A jail term of more than five years has been imposed on a man who was part of a network which laundered huge amounts of criminal cash.
In one of the first prosecutions of its kind, Bazyli Rymarz was found to be part of a group who moved money using crypto-currency ATM machines dotted around the UK.
He was arrested after he was caught driving a £130,000 Bentley Bentayga through the Port of Dover with 6,500 euros in a bag in 2020.
Kent Police’s Borders Investigation Unit then began looking into his group’s activities, which at that point was already the subject of a civil investigation by the Eastern Region Special Operations Unit (ERSOU).
Investigators have since estimated that Rymarz and the group he was part of laundered around £2million between September 2018 and January 2020.
Much of the money was moved out of Britain through bank accounts and by physically carrying cash on planes and across the Channel.
Crypto-currency ATM machines allow users to convert cash into crypto-currencies and the lack of requirement for users to provide identification or record transactions has led to the machines becoming popular with criminals.
Investigators found that machines that Rymarz’s group were involved with were used by those behind frauds where victims were contacted and falsely told they owed money to British authorities. They paid money into the ATMs, only to later find out they had been scammed.
No evidence was found that Rymarz was personally involved in these frauds, but investigations showed the extent of his involvement in the group which laundered the criminal money.
In March 2019, he was caught with £10,500 in cash at Luton Airport. The money was seized and a civil investigation was initiated into the network he was part of.
Then in October 2019, a car he was driving at 120mph on the M6 in the Midlands was stopped for speeding. Cash totalling £38,000 and 13,600 euros was found in various places around the car.
Arrest and investigation
He was arrested and released but stopped four months later, in January 2020, driving the Bentley, for which he was not insured, through the Port of Dover. He couldn’t explain the origin of the 6,500 euros found in his car.

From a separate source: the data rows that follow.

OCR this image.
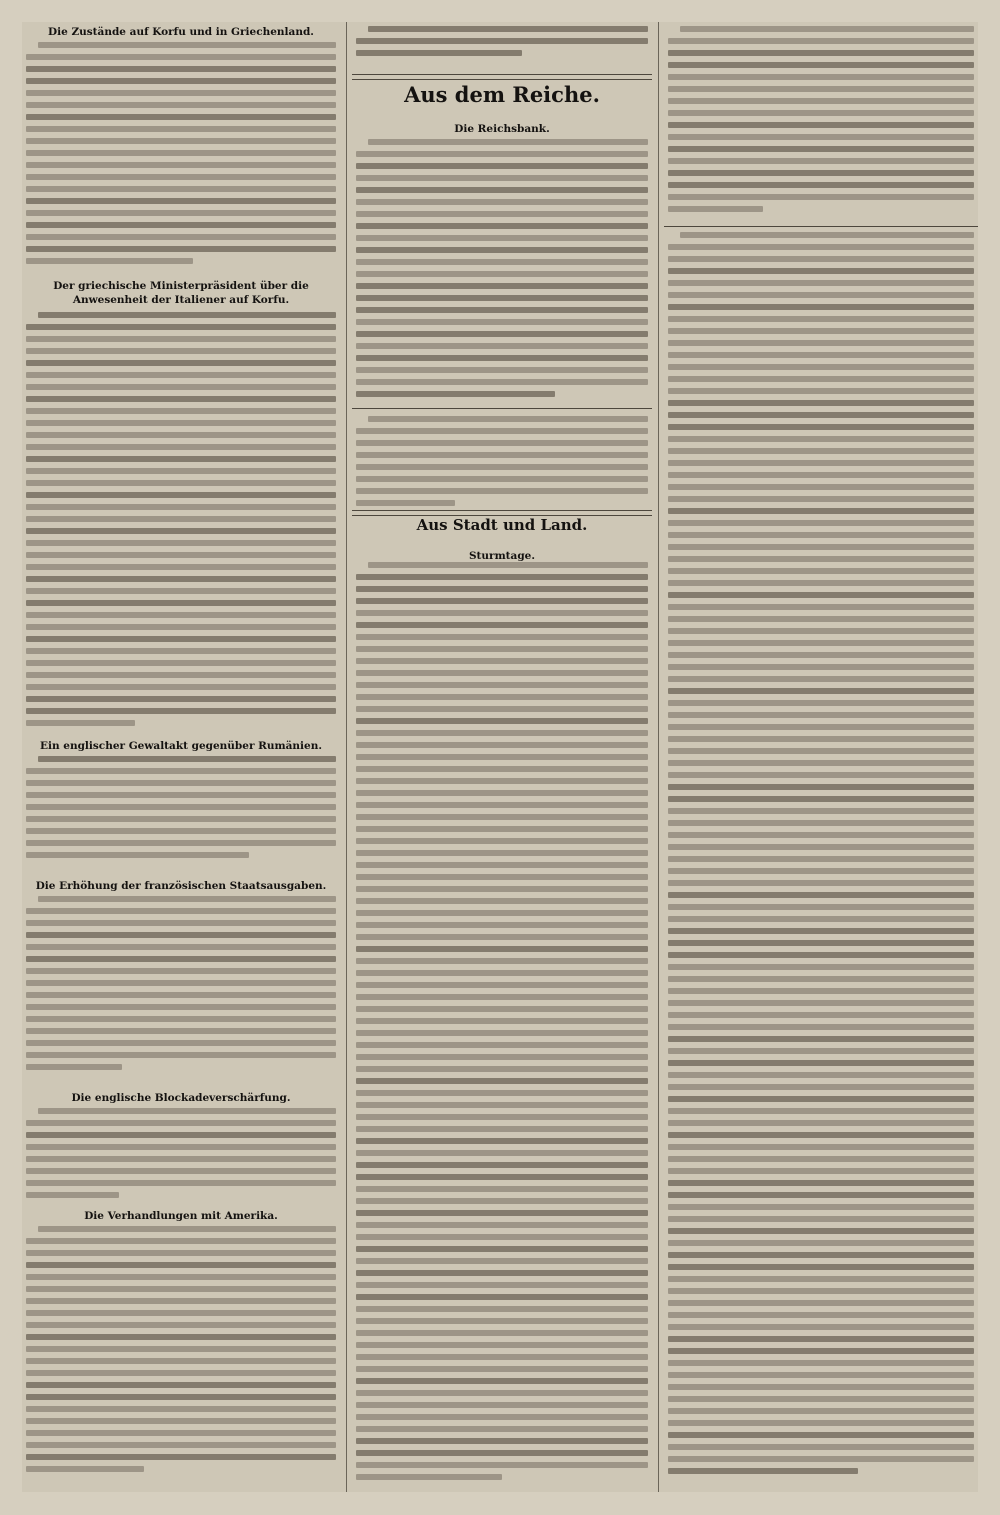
Aus dem Reiche.
Aus Stadt und Land.
Die Zustände auf Korfu und in Griechenland.
Der griechische Ministerpräsident über die
Anwesenheit der Italiener auf Korfu.
Ein englischer Gewaltakt gegenüber Rumänien.
Die Erhöhung der französischen Staatsausgaben.
Die englische Blockadeverschärfung.
Die Verhandlungen mit Amerika.
Die Reichsbank.
Sturmtage.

His arrest in Dover led to his home address in Watford being searched and a further £5,400 and 8,200 euros in cash being found at the address.
Investigations found Rymarz was one of a number of men linked to a company called Wedso Ltd, which was registered in the UK. Despite the large amount of money moving through its machines, Wedso did not register for VAT and paid no corporation tax.
Cash was often split into multiple smaller amounts before being deposited into bank accounts, to avoid attracting attention.
Rymarz was charged with money laundering offences following the Dover arrest, but absconded abroad after being released on bail by a court in March 2020.
He was tracked down to Bologna, Italy and extradited to the UK after being convicted of being concerned in a money laundering arrangement between September 2018 and March 2020.
At Canterbury Crown Court on 16 December 2021, the 22-year-old was jailed for five years, nine months. The sentencing judge found he played a ‘significant, not leading’ role in the enterprise.
The judge also ordered that a £100,000 security which had been paid into court in relation to the case before Rymarz absconded should be forfeited.
On 2 November 2021, financial investigators from ERSOU successfully obtained Civil Forfeiture Orders totalling almost £500,000. This related to cash seizures and frozen bank account applications that had been obtained against this group alongside the criminal investigation. This included £358,240 in cash that was seized from a member of the group at Luton Airport in March 2019.
Detective Constable Kirsty Baker, Kent Police’s investigating officer, said: ‘The professional curiosity of officers at the Port of Dover, and a long-running and thorough investigation by police and partners, has led to the uncovering of the full extent of this criminal enterprise.
‘As part of the investigation, detectives in Kent Police have worked with partners in ERSOU, West Midlands Police, Hertfordshire Police, the CPS, the Metropolitan Police National Extradition Unit and police forces in France, Italy, Austria and Poland.
‘This is understood to be the first prosecution of its kind in the country and demonstrates that, as criminals adapt to new methods of laundering their proceeds of crime, the police will adapt as well. We will continue our enquiries with a view to bringing others involved to justice.’
Paul Fitzsimmons, from ERSOU’s Financial Investigation Team, said: ‘The seizure and forfeiture of funds that have been derived from unlawful conduct is key to disrupting the continuing cycle of criminality.
‘We will continue to make maximum use of all available legislation to ensure that no-one profits from being involved in crime.’